Оргазм, или Любовные утехи на Западе. История наслаждения с XVI века до наших дней - Робер Мюшембле Страница 17
Оргазм, или Любовные утехи на Западе. История наслаждения с XVI века до наших дней - Робер Мюшембле читать онлайн бесплатно
Письма, а за ними и мемуары всех видов вводят некую невысказанную часть собственного «я» в рамки, определенные законами жанра. Королева Марго, не раз страстно влюблявшаяся, ничего не говорит о своих похождениях, равно как и о супружеской жизни с будущим королем Генрихом IV [73]. Женщины не должны касаться сексуальной стороны своей жизни; хвастаться любовными победами — привилегия мужчин. Брантом, близкий друг и почитатель королевы, пишет книгу «Галантные дамы», где в вымышленном повествовании пересказываются и истории из жизни реальных людей эпохи. Здесь особенно ярко заметна разница между мужчиной и женщиной в постижения чувственного «я».
Сила условностей еще ярче проявляется в живописных и скульптурных портретах, популярность которых существенно возрастает после 1500 года. Лица все больше и больше приобретают индивидуальные черты, особенно на посмертных изображениях, так как заказчики требуют, чтобы портретист добивался полного сходства с покойным. Многие художники изображают самих себя — Ганс Гольбейн Младший, Лукас Кранах Старший, Альбрехт Дюрер, который еще и ведет дневник. Биограф Паоло Джовио собрал коллекцию из 400 портретов великих людей, причем 70 из них — женские. Он разместил их в своей вилле на берегу озера Комо. Однако большинство произведений в коллекции — групповые портреты. Как это было принято в то время, изображение введено в контекст семьи или официальной деятельности (так изображались дожи и епископы): личность все же рассматривалась не сама по себе, а как часть целого.
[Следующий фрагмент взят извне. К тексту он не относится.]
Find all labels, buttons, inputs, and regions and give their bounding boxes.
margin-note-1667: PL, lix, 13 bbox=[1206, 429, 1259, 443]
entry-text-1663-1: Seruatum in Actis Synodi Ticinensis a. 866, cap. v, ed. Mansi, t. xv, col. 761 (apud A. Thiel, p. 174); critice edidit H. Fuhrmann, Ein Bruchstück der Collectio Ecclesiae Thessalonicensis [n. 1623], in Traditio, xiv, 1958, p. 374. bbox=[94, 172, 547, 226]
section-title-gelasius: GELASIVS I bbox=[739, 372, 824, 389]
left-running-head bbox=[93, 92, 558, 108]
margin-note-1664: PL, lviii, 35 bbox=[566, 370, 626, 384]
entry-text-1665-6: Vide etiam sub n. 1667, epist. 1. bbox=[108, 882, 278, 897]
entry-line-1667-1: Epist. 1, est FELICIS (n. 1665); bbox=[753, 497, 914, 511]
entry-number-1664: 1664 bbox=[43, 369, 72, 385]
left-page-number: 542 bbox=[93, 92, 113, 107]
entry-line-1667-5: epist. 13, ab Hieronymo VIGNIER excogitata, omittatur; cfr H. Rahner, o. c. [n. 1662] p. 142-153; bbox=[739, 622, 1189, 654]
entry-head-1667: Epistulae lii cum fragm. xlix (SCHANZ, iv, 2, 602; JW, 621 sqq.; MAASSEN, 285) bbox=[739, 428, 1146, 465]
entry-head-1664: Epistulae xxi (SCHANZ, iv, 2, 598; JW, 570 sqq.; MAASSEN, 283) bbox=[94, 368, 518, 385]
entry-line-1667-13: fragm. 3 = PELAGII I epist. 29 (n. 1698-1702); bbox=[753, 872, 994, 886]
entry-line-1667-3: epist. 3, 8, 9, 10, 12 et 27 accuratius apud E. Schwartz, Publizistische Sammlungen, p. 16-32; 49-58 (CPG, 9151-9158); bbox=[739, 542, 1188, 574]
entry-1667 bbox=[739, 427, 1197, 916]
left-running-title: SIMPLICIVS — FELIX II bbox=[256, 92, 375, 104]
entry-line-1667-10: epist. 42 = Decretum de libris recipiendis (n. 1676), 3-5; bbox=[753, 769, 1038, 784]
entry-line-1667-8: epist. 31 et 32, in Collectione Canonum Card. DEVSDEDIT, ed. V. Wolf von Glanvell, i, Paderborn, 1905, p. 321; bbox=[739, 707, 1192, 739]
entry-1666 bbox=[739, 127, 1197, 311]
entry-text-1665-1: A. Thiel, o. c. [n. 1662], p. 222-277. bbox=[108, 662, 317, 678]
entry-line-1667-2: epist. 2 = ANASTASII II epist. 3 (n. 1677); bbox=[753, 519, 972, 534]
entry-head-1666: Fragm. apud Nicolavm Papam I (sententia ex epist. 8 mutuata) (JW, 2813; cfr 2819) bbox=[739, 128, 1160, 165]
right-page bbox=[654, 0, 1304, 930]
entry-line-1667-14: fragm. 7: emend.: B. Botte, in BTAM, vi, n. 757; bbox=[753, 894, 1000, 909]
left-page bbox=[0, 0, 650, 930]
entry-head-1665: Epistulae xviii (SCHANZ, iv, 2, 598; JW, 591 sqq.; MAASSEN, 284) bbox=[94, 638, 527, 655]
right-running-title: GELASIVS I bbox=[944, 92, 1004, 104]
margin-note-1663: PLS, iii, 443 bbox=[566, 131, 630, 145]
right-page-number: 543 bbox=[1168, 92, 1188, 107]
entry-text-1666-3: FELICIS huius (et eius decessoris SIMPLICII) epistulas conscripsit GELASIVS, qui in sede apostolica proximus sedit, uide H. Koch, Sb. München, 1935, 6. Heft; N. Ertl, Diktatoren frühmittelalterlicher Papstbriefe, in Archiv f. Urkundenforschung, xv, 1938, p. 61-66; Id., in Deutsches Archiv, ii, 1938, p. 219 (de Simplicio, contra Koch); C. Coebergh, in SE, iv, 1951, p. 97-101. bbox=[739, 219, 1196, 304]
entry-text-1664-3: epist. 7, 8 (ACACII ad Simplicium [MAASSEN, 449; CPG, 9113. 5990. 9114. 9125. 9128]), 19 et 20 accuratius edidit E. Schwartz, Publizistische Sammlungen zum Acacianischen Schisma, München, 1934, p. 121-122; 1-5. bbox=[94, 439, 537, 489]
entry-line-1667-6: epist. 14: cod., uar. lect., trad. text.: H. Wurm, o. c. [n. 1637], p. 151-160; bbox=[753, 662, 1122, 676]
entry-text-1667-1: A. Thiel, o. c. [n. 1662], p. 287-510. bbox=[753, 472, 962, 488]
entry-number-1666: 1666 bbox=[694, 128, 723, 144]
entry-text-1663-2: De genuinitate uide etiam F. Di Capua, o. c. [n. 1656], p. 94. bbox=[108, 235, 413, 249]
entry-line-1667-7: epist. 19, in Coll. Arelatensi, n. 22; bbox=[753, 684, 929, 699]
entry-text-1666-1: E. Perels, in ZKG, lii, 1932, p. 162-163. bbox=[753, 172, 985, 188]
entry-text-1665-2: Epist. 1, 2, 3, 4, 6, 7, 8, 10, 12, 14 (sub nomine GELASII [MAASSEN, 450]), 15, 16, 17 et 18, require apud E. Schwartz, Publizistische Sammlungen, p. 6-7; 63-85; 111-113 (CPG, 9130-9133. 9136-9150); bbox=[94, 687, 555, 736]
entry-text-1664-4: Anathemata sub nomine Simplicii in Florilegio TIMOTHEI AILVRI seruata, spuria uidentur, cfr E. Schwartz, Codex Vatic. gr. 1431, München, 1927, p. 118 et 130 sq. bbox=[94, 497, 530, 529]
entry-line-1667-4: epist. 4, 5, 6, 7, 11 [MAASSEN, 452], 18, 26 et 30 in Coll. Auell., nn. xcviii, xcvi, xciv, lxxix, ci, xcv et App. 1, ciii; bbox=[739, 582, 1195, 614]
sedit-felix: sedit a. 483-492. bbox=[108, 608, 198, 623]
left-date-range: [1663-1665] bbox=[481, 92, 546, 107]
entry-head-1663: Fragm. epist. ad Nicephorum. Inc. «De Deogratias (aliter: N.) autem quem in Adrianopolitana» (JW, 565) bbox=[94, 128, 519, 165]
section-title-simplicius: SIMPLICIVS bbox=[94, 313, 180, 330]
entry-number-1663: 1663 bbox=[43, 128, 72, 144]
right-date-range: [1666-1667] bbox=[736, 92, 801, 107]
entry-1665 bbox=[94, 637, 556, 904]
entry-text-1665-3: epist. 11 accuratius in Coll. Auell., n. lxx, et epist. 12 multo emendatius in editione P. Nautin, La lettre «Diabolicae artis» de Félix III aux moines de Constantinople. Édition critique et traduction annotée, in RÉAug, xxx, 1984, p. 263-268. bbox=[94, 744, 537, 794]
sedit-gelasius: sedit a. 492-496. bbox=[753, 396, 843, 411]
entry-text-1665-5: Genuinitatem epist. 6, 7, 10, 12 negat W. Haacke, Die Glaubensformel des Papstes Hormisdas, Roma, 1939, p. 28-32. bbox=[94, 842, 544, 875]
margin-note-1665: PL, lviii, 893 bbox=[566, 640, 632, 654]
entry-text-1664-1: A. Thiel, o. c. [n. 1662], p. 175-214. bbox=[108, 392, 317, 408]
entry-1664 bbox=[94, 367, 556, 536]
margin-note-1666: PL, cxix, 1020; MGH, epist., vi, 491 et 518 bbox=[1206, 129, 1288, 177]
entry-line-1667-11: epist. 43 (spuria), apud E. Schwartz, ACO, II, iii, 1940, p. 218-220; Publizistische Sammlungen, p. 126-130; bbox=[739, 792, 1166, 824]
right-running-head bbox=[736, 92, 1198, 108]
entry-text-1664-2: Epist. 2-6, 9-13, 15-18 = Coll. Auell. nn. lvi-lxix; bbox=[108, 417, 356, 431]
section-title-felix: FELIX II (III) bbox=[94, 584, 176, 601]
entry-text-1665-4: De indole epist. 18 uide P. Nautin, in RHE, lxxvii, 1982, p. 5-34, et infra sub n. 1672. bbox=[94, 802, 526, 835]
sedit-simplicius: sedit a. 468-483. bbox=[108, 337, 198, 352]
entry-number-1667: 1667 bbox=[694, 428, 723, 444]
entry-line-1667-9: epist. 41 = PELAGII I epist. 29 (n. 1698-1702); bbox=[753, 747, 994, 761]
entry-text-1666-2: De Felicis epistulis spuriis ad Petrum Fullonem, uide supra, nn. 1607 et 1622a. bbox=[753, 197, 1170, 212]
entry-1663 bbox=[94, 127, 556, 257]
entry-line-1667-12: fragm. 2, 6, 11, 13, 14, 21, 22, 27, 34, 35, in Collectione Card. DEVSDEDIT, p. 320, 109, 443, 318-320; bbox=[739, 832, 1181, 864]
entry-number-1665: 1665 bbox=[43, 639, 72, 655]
Тем самым облегчался труд издателей: достаточно было опубликовать один портрет, чтобы показать лица сразу нескольких персонажей. По иронии судьбы, Альбрехт Дюрер, буквально завороженный собственным обликом, представлен в книге на одной гравюре с гуманистом Геммой Фризиусом, и в памяти современников остался не столько его собственный образ, сколько его произведения [74].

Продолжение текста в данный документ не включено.